2. That said, I don’t particularly buy the argument you chose to make against the proposal. Courts in this nation are not supposed to decide what things are “fair” or “right.” Making law just isn’t something that 12 members of a jury or a judge should be doing on their own, accountable to no one. Laws are to be made by elected legislators who are responsible to all the voters in the areas they serve. (Yes, I realize that a lot of places elect judges but they still don’t elect them to make law.) Courts decide on what was and whether it was legal, not what should be legal. As for the argument that laws are incredibly difficult to interpret, lawyers love that one but it’s just not true, except of really poorly written laws. Racial segregation and workplace harassment haven’t disappeared/diminished because of brave lawyers. They have disappeared/diminished because public opinion about what is right has changed. Did court cases help spur that change? Possibly but if you’re arguing that but for Brown, black people would still be sitting at the back of the bus, I don’t buy it.

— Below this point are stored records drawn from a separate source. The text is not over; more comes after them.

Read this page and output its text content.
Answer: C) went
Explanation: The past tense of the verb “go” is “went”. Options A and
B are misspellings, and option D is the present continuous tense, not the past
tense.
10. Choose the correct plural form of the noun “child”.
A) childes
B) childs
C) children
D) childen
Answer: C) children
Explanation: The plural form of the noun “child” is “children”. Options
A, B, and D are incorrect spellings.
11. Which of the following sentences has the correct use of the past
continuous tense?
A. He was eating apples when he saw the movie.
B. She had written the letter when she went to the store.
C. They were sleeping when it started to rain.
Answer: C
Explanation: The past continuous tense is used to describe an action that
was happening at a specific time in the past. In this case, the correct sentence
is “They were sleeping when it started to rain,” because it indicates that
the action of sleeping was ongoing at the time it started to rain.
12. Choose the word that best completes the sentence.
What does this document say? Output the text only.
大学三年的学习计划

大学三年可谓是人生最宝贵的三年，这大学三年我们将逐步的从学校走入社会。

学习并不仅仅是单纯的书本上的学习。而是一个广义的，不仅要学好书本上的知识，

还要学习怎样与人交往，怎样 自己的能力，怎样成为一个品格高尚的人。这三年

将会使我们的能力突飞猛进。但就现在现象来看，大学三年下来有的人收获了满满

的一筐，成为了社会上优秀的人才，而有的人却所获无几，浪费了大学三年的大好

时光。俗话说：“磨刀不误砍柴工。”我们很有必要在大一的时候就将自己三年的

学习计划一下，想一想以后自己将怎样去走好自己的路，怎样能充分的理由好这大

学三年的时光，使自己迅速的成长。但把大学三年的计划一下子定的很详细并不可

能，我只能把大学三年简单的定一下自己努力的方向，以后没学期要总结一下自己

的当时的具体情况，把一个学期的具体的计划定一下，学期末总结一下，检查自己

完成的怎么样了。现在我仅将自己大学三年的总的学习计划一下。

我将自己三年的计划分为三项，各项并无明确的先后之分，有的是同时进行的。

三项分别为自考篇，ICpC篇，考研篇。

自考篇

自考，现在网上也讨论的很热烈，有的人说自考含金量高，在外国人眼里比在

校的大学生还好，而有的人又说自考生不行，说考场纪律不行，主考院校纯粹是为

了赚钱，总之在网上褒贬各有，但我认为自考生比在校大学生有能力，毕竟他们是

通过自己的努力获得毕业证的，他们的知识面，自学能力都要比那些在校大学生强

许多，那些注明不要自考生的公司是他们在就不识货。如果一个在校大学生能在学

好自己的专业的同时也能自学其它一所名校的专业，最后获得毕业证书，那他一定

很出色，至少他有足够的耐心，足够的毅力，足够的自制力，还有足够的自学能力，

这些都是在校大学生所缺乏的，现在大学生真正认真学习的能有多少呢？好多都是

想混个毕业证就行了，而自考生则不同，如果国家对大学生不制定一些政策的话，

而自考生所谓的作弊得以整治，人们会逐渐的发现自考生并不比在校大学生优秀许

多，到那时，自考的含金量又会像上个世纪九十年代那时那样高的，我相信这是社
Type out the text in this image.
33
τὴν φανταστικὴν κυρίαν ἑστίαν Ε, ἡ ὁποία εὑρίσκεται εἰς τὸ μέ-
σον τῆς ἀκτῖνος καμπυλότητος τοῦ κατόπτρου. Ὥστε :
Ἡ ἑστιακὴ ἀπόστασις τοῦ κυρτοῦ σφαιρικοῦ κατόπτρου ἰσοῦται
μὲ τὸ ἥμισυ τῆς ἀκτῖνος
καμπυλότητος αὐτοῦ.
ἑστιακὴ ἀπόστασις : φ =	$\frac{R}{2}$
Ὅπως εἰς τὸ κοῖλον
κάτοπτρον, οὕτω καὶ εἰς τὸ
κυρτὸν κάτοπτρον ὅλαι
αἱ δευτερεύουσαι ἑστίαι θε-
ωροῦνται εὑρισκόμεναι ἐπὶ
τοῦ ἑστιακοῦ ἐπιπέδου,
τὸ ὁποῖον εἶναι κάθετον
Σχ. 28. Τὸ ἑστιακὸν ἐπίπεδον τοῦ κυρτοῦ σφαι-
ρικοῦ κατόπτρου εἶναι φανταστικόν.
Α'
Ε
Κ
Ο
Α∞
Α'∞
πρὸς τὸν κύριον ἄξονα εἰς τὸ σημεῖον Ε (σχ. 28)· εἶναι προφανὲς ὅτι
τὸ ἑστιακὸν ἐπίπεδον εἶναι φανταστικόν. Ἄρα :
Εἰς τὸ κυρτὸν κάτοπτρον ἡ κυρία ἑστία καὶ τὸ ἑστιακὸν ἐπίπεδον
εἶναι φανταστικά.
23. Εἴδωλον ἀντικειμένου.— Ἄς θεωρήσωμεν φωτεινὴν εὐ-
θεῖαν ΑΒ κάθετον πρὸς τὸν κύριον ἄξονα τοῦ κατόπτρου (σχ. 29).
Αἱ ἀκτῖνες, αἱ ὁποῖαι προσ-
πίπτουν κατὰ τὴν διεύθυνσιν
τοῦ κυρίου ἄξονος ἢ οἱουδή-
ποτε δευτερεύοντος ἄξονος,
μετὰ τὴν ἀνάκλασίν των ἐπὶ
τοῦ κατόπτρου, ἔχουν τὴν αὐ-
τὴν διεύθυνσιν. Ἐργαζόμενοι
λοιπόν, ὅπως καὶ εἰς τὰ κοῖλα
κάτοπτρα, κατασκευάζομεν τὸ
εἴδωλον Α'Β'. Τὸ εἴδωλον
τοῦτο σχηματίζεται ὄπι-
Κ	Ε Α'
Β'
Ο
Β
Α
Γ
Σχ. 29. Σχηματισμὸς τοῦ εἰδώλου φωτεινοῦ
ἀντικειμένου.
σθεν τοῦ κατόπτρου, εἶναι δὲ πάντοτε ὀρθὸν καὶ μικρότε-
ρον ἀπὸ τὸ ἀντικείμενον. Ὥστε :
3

Think twice April 26, 2013 - 1:37 pm

I’m so loving this. It’s the best STFU to all these siege-mentality, UES luddites.

Tsuyoshi April 26, 2013 - 4:13 pm

This is fantastic. What would the sanctions consist of? I assume a fine, but how big could it be?

Sadly, I doubt it will deter NIMBY lawsuits in general, since I would think any decent lawyer could come up with a new reason for stopping a transit project, rather than just reusing the old reason.

Larry Littlefield April 26, 2013 - 6:53 pm

He should have just sanctioned the plaintiffs. The only reason he didn’t sanction the lawyer is that lawyers and judges are on the same team.

Perhaps the MTA can countersue, and seek damages for delays. Except the courts don’t want to admit that “justice delayed” can be used as a weapon of injustice.

Daniel April 29, 2013 - 4:50 pm

What do you mean about “the only reason he didn’t sanction the lawyer”? This had nothing to do with some judge playing favorites, and with the public scolding the judge gave this attorney, it’s pretty clear they’re not on the “same team”.

The only reason the judge didn’t sanction the lawyer yet is procedural. There’s no formal ruling yet that says what the attorney did was improper; that will likely come when the judge issues a formal ruling on the MTA’s request to dismiss the lawsuit. If the judge dismisses the case as legally frivolous, then he can issue an “order to show cause” which requires the attorney to show the judge why he doesn’t deserve sanctions. Sanctions ultimately are given only after the attorney has had a chance to respond and has failed to sufficiently do so.

Basically, the only reason he didn’t sanction the lawyer is that it wasn’t time to decide whether to sanction the lawyer yet.

Courts do, actually, frown upon individuals using them as instruments of injustice. In cases like this, where it can be clearly demonstrated that someone abused or violated the rules of the court to keep harassing another party, they often will issue sanctions. The monetary fines can be up to tens of thousands of dollars, which may sound small given the salaries of New York lawyers, but it can also lead to censure or suspension of an attorney’s license, which can have far more serious effects on their careers.

petey April 28, 2013 - 11:18 am

there are no UES luddites, and there are wealthier addresses along second avenue, whose tenants have not been filing such stuff as this. i have to think about the dynamic in the building: perhaps a small set of curmudgeons who are well-ensconced in the management?